Eglise Saint-Jean-Baptiste
Joyau roman du Périgord Vert, l'église Saint-Jean-Baptiste de Saint-Jean-de-Côle déploie un chœur et un transept du XIIe siècle d'une rare élégance, ornés de chapiteaux historiés à couper le souffle.
History
Au cœur de l'un des Plus Beaux Villages de France, l'église Saint-Jean-Baptiste s'élève au bord de la Côle comme une sentinelle de pierre dorée, témoignant avec une sobriété saisissante de l'art roman périgourdin à son apogée. Ancienne église priorale rattachée à un prieuré augustinien, elle constitue le monument fondateur autour duquel s'est organisé le bourg médiéval de Saint-Jean-de-Côle, dont elle reste l'âme architecturale et spirituelle. Ce qui distingue immédiatement cet édifice des autres églises romanes de la région, c'est la qualité exceptionnelle de sa sculpture intérieure. Les chapiteaux historiés qui couronnent les colonnes du chœur et du transept forment un véritable programme iconographique : entrelacs végétaux, figures d'animaux fantastiques, scènes bibliques naïves et expressives composent un bestiaire de pierre d'une fraîcheur remarquable, taillé avec une précision qui trahit la main d'artisans de haut niveau au XIIe siècle. La visite de l'église réserve une expérience particulière : la lumière filtrée par les étroites baies romanes enveloppe l'espace d'une pénombre dorée qui exalte la chaleur du calcaire périgourdin. L'absence de la coupole d'origine — effondrée au cours des siècles et jamais réellement restituée — confère à l'espace une ambiance singulière, presque archéologique, comme si l'édifice portait en lui la mémoire visible de ses propres blessures. Installée au sein d'un ensemble patrimonial exceptionnel — château de la Marthonie, pont médiéval, demeures à colombages — l'église s'intègre dans un panorama qui semble surgir d'une enluminure médiévale. Photographes et aquarellistes n'ont pas manqué de s'en emparer, faisant de cette perspective sur la Côle l'une des plus reproduites du Périgord.

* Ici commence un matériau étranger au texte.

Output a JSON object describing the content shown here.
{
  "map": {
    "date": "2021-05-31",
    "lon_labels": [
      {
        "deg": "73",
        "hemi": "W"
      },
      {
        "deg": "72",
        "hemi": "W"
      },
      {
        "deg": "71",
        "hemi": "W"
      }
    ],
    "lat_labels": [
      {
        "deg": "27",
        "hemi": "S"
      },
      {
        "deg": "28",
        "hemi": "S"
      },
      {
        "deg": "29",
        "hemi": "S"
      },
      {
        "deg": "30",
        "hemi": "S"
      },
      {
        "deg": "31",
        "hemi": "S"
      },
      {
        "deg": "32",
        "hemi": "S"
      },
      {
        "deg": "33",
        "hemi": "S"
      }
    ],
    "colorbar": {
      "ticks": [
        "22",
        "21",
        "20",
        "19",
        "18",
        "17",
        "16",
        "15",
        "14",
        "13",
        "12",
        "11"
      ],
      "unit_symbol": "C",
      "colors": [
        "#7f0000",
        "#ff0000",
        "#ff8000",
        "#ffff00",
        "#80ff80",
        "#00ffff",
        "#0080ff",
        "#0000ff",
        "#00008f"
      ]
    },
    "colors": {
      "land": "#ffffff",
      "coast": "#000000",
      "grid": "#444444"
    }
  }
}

Le visiteur attentif prendra le temps de contourner l'édifice pour en apprécier l'abside, dont les modillons sculptés offrent une galerie de portraits grimaçants particulièrement savoureux.
Architecture
L'église Saint-Jean-Baptiste appartient pleinement à l'école romane périgourdine, caractérisée par l'emploi de la coupole sur pendentifs et une décoration sculptée concentrée sur les chapiteaux et les modillons. Le plan d'origine était celui d'une croix latine à nef unique, chœur en abside semi-circulaire et transept saillant — schéma classique des églises priorales augustiniennes du XIIe siècle. Seuls le chœur et le transept conservent leur authenticité romane, la nef ayant subi davantage d'altérations au fil des siècles. Les chapiteaux historiés du chœur et du transept constituent la pièce maîtresse de l'édifice. Taillés dans le calcaire local à grain fin, ils déploient une iconographie riche mêlant entrelacs végétaux stylisés, animaux fantastiques (lions affrontés, griffons), et scènes narratives à caractère biblique ou hagiographique. La qualité du modelé et l'expressivité des visages trahissent un atelier expérimenté, peut-être issu du grand chantier de la cathédrale Saint-Front de Périgueux. Les modillons de l'abside extérieure prolongent ce programme sculpté avec une galerie de têtes grimaçantes aux fonctions à la fois décoratives et apotropaïques. La coupole d'origine sur pendentifs, aujourd'hui disparue, devait couvrir la travée de croisée du transept à la manière des grandes églises périgourdines. Son absence modifie profondément la perception de l'espace intérieur, qui paraît plus allongé et moins monumental qu'à l'origine. Les murs sont construits en moellons de calcaire blond soigneusement appareillés, avec un soin particulier apporté aux chaînes d'angle et aux encadrements de baies, décorés de moulures prismatiques typiquement romanes.